Я не мог убить брата. Это самый любимый мной человек на свете. И я не мог убить твоего отца, потому что ты — второй самый любимый.
Отвлечь Кроноса от игры, убив себя, — был единственный выход. В каждом деле есть лазейка. Всегда. Если мы её не находим — значит, пока не готовы принять. Я смирился. С той самой минуты, как Кронос сказал, что хочет устроить.
Прости меня — за всё. Если начать перечислять, за что именно я должен просить прощения, это письмо не кончится никогда.
Если во мне осталась крупица твоего доверия, потрать её на эти слова: я никогда не был Минотавром — и тебе нужно доверять ему. Не дай себя обмануть.
Ты выйдешь из лабиринта живой. Выйдешь первой. Я уверен. Ты будешь упряма, импульсивна и безрассудна — но ты сильная. Сильнее меня, сильнее Кроноса. Ты потрясающая женщина, и я не дождусь, когда твоя подлинная жизнь начнётся по-настоящему. Пусть счастье найдёт тебя, прижмётся и больше никогда не отпустит.
Больше всего — я хочу, чтобы вы с Хайдесом были счастливы вместе.
Прошу только о двух вещах, Хейвен: позаботься о моих братьях. Будь тем самым лучшим другом для Гермеса, которым ты уже была. Будь той подругой, в которой Афина не признаётся, что нуждается. Будь тем бесстрашным, чистым любовным светом, которым ты всегда была для Хайдеса. И хорошенько пни Кроноса под зад.

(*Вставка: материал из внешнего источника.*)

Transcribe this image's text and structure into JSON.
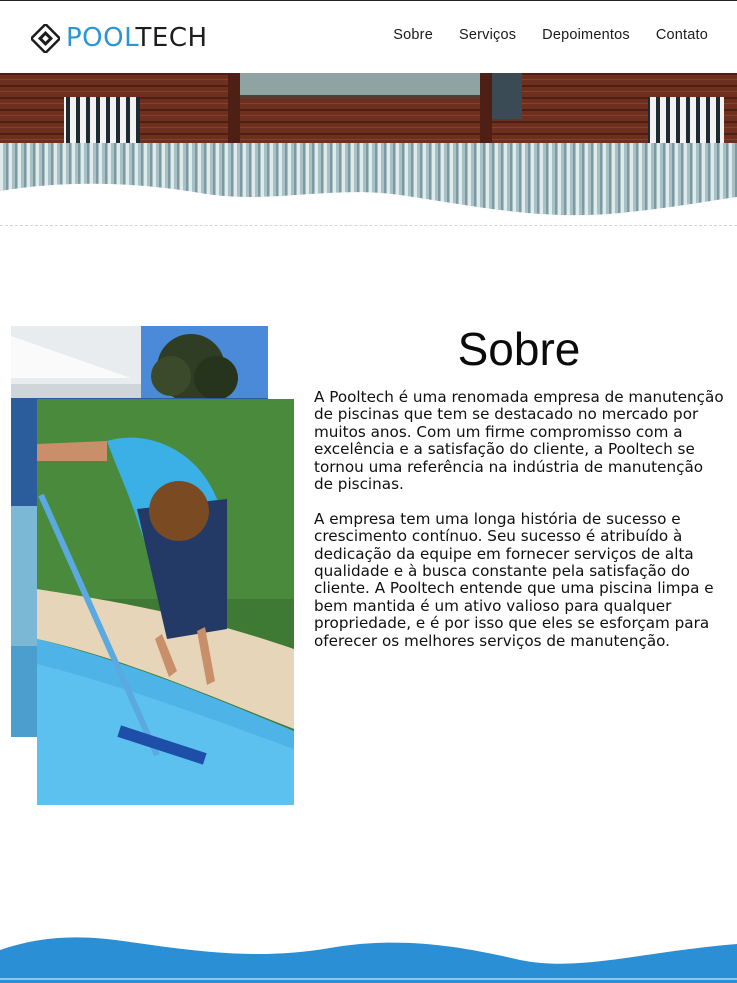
{
  "header": {
    "logo": {
      "part1": "POOL",
      "part2": "TECH"
    },
    "nav": [
      {
        "label": "Sobre"
      },
      {
        "label": "Serviços"
      },
      {
        "label": "Depoimentos"
      },
      {
        "label": "Contato"
      }
    ]
  },
  "about": {
    "title": "Sobre",
    "paragraphs": [
      "A Pooltech é uma renomada empresa de manutenção de piscinas que tem se destacado no mercado por muitos anos. Com um firme compromisso com a excelência e a satisfação do cliente, a Pooltech se tornou uma referência na indústria de manutenção de piscinas.",
      "A empresa tem uma longa história de sucesso e crescimento contínuo. Seu sucesso é atribuído à dedicação da equipe em fornecer serviços de alta qualidade e à busca constante pela satisfação do cliente. A Pooltech entende que uma piscina limpa e bem mantida é um ativo valioso para qualquer propriedade, e é por isso que eles se esforçam para oferecer os melhores serviços de manutenção."
    ]
  },
  "colors": {
    "brand_blue": "#2b95d6",
    "brand_dark": "#1d1d1d",
    "footer_wave": "#2b8fd6"
  },
  "icons": [
    "diamond-logo-icon"
  ]
}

Желаю тебе стакан воды, полный до краёв, аж чтоб переливался через край. Возьми его и утолись. Береги себя.
С бесконечной любовью,
Аполлон.
P.S. Я написал, что не могу перечислять, за что прошу прощения, но вот это стоит отметить.

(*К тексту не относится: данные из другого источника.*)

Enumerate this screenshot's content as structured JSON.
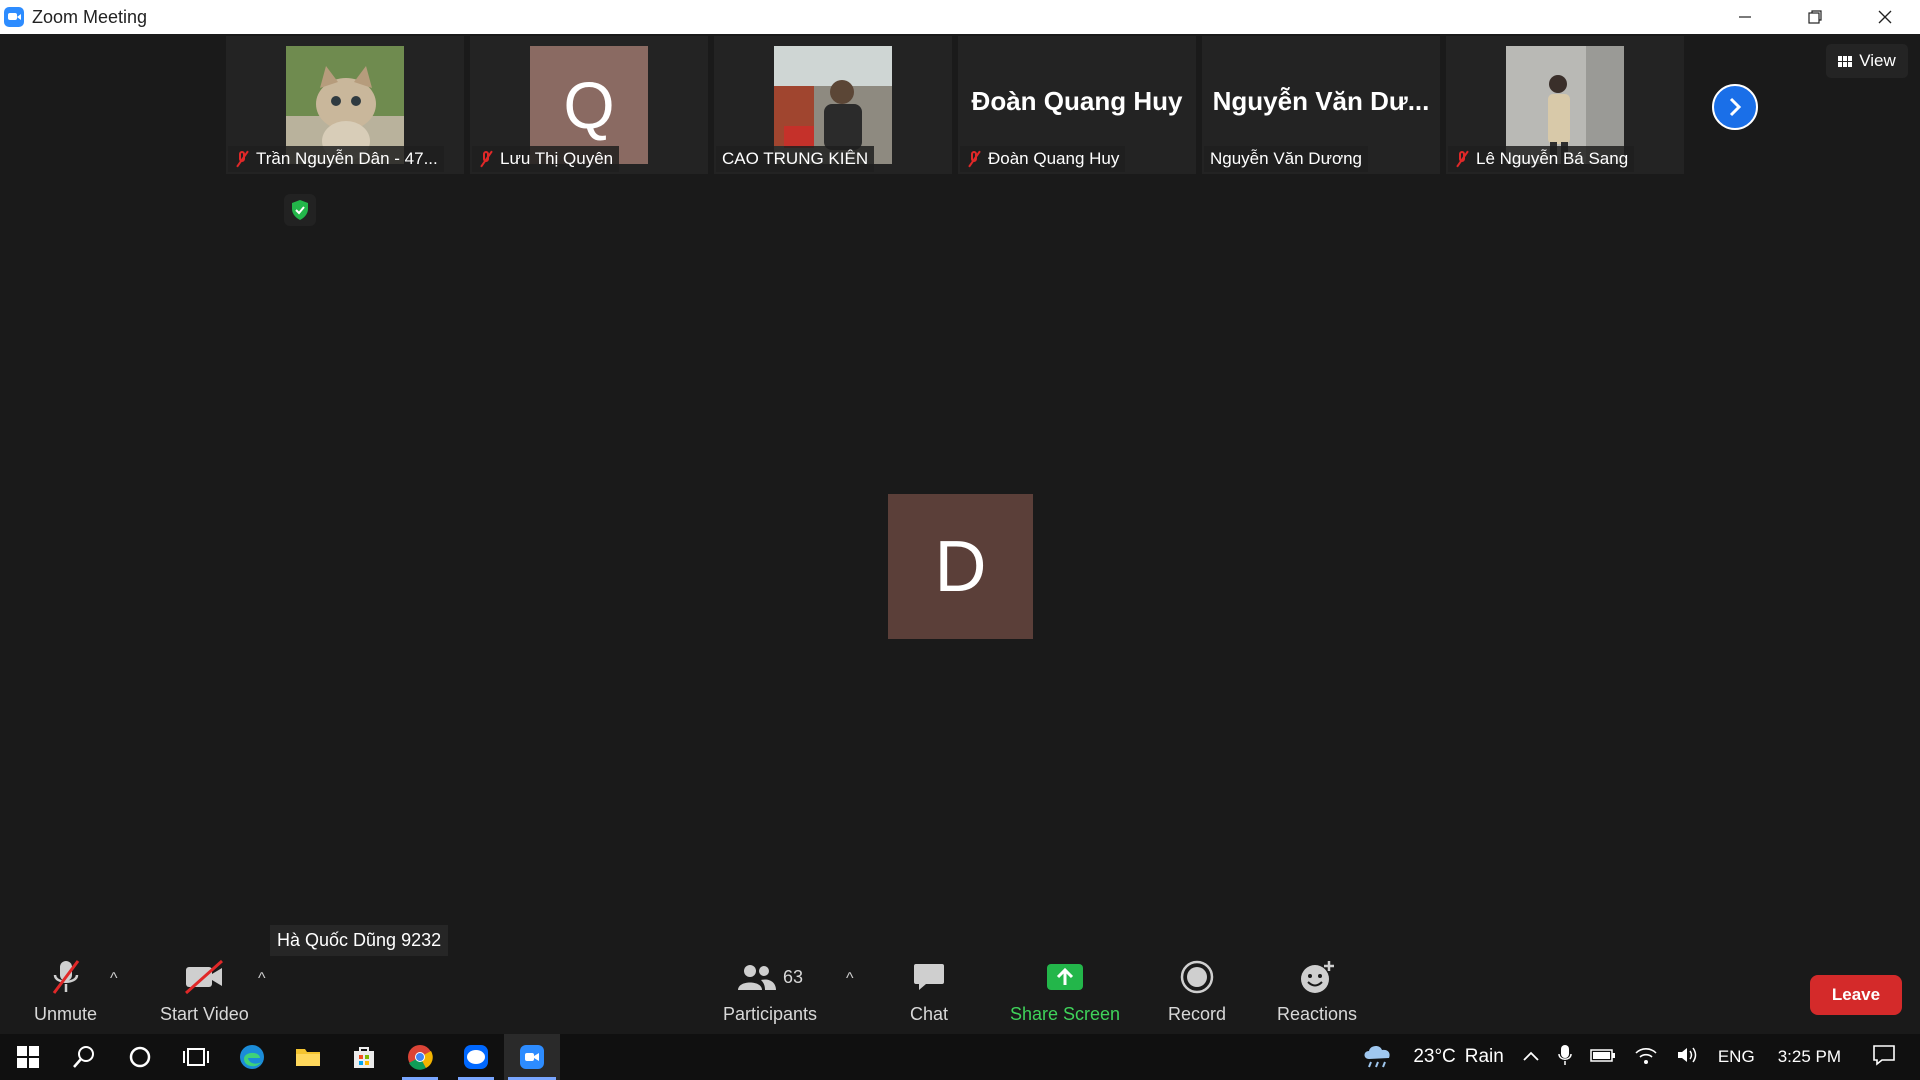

Прости, что мне пришлось инсценировать свою смерть. Мне нужно, чтобы Кронос думал, будто я мёртв. Только так мы с Гиперионом и Тейей сможем помочь тебе в лабиринте и убить его.
Не делись этим ни с кем, пожалуйста. (Ну, разве что с Хайдесом. Я знаю, ты от него ничего бы не утаила.)
Скоро увидимся.
Письмо выпадает у меня из рук. Глаза застилают слёзы — его слова разом подняли всё. Я уже не понимаю, что чувствую. Мне всё ещё больно — будто он умер. Я злюсь. Я счастлива. Я ошеломлена любым планом, который он затеял. Я…
— Читай, — велю Хайдесу. Он должен знать. Аполлон дал разрешение. Я должна подарить ему то облегчение, что чувствую сама, даже если вслед за ним у него поднимется ярость куда сильнее моей.
Я возвращаюсь в спальню — будто рассчитываю увидеть там его: живого, на ногах, смеющегося над нами.
Но там только Гермес. Кажется, он уснул: грудь ровно поднимается и опускается. Я зову шёпотом — не отвечает.
Я оглядываюсь. В иной раз я бы рванула под ливень и молнии — искать Аполлона в каждом уголке острова.
И тут взгляд цепляется за пустяк, ещё миг назад — незначительный.
Стакан на тумбочке. Я осушила его в три глотка.
Сейчас он снова полон до краёв. И это точно не Гермес. Кто-то заходил в комнату, пока мы сидели на террасе?
Тихий голос в голове шепчет мне ответ. Это был Аполлон. Я готова ручаться.
Глава 54. ОТ ЛУНЫ И ОБРАТНО, ДВАЖДЫ
Дочь Гипериона и Тейи, Селена, богиня луны, была сестрой солнца и зари. Её изображали прекрасной женщиной с бледной кожей, в длинных белых или серебряных одеждах, с факелом в руках и тонким месяцем над головой.
Иногда — правящей колесницей, запряжённой быками, или бигой, следующей вслед за колесницей солнца.
Солнце уже часами как зашло, когда мы с Хайдесом сворачиваем на дорожку к частному пляжу, держась за руки. Полная луна отражается на поверхности воды, подсвечивая тёмный простор моря.
Этот день пролетел. Буквально: я его проспала. Проснулась под вечер. Хайдес ждал меня, сидя на кровати с книгой. В углу стояла сервировочная тележка с едой — завтрак, обед и ужин.